‘Spor’da şiddet ve koşuyorum diyen Ölüm!
İnsan haklarından vicdan-düşünce-ifade özgürlüklerine… Hak, özgürlük, haysiyet meselelerinde hep kendimize yahut sadece belli bir kesime yontarak idrak ettiğimiz bir hayatımız var. Haliyle o hayat, bayat!...
İnsan haklarından vicdan-düşünce-ifade özgürlüklerine…
Hak, özgürlük, haysiyet meselelerinde hep kendimize yahut sadece belli bir kesime yontarak idrak ettiğimiz bir hayatımız var.
Haliyle o hayat, bayat! Çürümüş, kokuşmuş.
İçindeki vicdan, insanlık, hakkaniyet, adalet dozu, ancak hepsinin tozu kadar.
Canı yanan bile başkasının da canının yandığını…
Acı çeken dahi bir öteki acıyı…
Hoyratlığa, zalimliğe maruz kalan da öteki mazlumu bilmek bir yana, bulmak dahi istemiyor.
***
Yukarıdaki başlığı, “Trabzon’da hakeme saldırı, her yerde tribünde taşkınlık, Ankara’da zaten hep cezalı olan Amedspor yöneticilerine linç” yüzünden atmadım.
Onların yanlış şekilde “Sporda Şiddet” diye adlandırılmasından da sıtkım sıyrıldı.
O eylemlerin çoğu nefret şiddeti!
İçimizdeki sıradan faşizmin, top yuvarlaktır demeyip köşeli kafalarla koştuğu hakaret, nefret, şiddet eylemleri.
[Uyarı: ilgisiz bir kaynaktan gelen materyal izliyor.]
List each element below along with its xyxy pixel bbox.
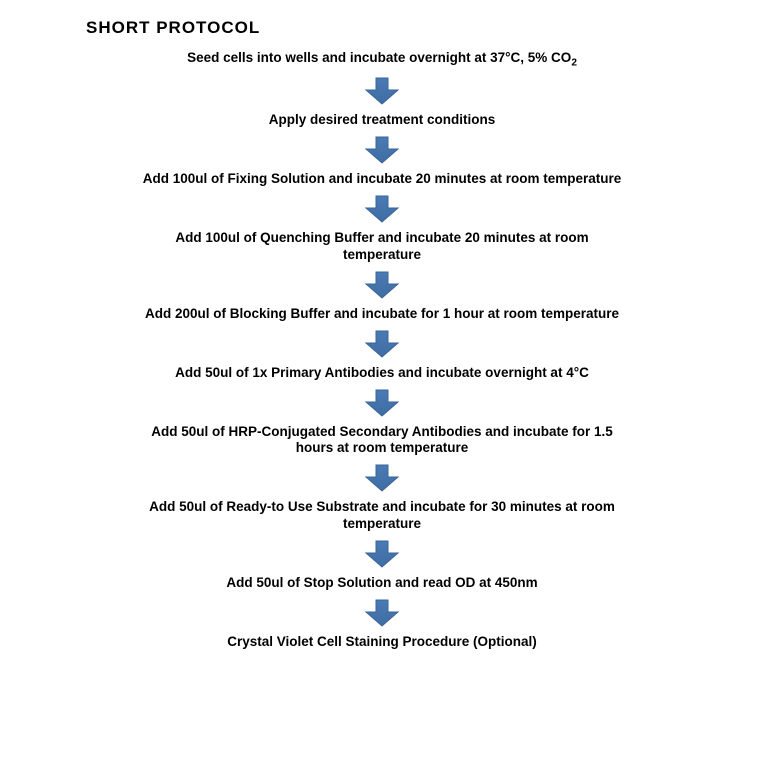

“Haksızlığa başkaldırı”dan ziyade, baş ezme, kafa koparma kültürü yahut kültü!
“Sahaya inip o hakeme bir çakacaktım” diyebilen başkanların karizmatik bulunduğu…
“Saydığım büyüğüm aradığı için serbest bıraktırdım alıkonulmuş hakemleri”diyebilen başkanların demek ki büyüklerle hemhal olduğu bir yerde bunun adı“Sporda şiddet” değil, iyi günde-kötü günde, kendi sahanda-deplasmanda, yurdun her köşesinde, her şartta nefret ve şiddettir.